Die Schilderung des aktuellen Falles gestaltet sich diesmal sehr rund und übersichtlich - nach und nach werden ganz unterschiedliche Menschen auf die brutalste Art und Weise umgebracht. Bis eine Gemeinsamkeit ersichtlich wird, braucht es eine ganze Weile, die aber weder langatmig noch langweilig ist.
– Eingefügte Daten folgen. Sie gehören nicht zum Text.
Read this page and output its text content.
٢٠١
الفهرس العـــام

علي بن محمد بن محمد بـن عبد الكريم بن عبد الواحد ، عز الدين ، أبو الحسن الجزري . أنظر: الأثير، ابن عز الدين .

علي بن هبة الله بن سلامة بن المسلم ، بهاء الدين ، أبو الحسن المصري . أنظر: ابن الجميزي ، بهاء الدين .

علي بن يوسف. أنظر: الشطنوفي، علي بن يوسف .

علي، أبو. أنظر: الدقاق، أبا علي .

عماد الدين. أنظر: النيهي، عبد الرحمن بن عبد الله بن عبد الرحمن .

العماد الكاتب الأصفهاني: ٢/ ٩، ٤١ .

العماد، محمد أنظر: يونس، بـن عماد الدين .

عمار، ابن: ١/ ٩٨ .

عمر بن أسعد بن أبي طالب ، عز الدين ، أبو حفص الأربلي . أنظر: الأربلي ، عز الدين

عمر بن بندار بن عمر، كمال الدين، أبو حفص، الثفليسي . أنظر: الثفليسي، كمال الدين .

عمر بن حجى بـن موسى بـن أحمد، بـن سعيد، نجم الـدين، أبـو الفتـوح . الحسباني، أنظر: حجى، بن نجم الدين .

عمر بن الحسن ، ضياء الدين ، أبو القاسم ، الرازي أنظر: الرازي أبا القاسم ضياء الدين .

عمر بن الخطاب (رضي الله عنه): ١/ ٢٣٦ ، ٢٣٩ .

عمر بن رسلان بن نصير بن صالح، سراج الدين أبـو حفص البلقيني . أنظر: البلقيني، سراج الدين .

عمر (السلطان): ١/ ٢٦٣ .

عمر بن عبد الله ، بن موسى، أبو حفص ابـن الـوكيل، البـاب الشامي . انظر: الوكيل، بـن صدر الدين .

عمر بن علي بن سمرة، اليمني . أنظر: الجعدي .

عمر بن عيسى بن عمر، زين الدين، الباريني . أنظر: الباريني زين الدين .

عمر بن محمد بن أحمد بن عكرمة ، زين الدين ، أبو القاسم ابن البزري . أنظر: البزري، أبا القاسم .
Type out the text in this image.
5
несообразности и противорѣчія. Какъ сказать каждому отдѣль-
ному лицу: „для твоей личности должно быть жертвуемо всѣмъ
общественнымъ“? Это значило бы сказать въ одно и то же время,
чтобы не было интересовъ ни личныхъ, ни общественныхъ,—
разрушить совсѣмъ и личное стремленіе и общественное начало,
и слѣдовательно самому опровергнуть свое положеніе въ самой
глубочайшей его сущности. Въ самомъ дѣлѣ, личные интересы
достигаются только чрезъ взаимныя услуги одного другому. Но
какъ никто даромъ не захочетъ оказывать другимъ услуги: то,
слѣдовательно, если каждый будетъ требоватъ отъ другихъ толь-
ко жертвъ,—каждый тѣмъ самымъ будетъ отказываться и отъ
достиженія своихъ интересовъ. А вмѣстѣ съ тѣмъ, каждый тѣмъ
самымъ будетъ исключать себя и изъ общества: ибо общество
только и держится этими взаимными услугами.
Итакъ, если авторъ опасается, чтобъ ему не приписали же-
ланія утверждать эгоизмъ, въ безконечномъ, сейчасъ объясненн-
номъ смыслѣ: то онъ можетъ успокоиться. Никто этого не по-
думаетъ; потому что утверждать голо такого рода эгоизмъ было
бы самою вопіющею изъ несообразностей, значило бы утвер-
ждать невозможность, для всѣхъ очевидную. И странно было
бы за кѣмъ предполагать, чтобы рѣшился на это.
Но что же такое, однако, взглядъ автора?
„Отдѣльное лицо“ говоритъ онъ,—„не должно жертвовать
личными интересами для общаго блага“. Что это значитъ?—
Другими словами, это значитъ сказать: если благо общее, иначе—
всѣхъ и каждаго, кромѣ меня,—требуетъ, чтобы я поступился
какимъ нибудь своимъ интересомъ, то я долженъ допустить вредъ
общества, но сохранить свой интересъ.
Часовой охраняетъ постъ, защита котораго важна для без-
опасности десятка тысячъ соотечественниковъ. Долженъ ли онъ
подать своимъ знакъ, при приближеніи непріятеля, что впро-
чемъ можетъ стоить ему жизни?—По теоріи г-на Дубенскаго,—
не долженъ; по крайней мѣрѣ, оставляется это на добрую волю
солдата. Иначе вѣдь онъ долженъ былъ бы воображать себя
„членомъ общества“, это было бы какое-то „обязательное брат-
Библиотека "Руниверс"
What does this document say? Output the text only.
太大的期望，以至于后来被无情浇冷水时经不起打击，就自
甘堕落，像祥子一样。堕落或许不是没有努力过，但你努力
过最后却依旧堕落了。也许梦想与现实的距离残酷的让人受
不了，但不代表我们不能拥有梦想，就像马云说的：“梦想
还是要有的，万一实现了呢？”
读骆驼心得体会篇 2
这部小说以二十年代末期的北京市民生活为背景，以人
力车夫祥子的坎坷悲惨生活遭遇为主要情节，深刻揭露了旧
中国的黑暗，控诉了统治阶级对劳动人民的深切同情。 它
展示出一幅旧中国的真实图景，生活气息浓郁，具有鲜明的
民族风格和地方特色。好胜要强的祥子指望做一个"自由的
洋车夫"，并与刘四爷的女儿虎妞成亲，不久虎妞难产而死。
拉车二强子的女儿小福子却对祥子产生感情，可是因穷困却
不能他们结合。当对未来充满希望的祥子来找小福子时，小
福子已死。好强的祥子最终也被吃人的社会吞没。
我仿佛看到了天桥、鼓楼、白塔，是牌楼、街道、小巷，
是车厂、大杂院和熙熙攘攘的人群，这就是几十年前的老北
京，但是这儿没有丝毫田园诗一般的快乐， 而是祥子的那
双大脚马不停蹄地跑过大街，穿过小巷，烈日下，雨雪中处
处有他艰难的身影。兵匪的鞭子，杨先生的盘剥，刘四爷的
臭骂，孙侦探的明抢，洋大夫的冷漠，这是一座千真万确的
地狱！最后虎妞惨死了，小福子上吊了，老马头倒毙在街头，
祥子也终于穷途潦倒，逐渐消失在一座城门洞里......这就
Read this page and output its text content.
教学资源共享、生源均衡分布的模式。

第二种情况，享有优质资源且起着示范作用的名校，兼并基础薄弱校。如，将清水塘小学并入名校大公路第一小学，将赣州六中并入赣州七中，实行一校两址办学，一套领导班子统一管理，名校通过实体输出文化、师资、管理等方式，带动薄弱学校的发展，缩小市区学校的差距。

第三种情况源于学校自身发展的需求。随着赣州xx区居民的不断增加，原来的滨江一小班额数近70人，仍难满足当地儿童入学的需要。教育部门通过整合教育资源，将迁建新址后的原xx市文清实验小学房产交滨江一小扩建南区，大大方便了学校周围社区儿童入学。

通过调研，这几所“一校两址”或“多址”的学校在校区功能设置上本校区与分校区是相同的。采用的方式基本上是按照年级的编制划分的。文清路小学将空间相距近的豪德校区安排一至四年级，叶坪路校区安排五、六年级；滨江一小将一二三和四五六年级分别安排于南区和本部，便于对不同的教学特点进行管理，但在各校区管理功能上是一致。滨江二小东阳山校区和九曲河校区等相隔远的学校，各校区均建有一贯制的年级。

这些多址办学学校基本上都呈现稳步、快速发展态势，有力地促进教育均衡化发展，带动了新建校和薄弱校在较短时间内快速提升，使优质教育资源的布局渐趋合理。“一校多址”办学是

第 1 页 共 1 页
Immer wieder geschehen die Morde im Umfeld des somnambulen Jugendlichen Hugo - Zufall oder Absicht?

Lars Kepler, bzw. das Team, das hinter diesem Pseudonym steht, verfährt nach seinem üblichen Schema: Gewalt und viel Aktion, aber auf die originelle Art. Trotz der allgegenwärtigen Brutalität - einem Umstand, mit dem ich mich generell schwer tue - hat mir der Fall diesmal besonders gut gefallen, weil vieles Dennoch macht es immer wieder Spaß, einen Fall mit Joona zu lesen, wobei Saga diesmal sehr fehlte. Schade!.

Eine runde, klare Sache - ein absolutes Plus.

Ein Fall ohne Saga Bauer - ein kleines Minus. Hoffentlich bleibt es nun nicht dabei!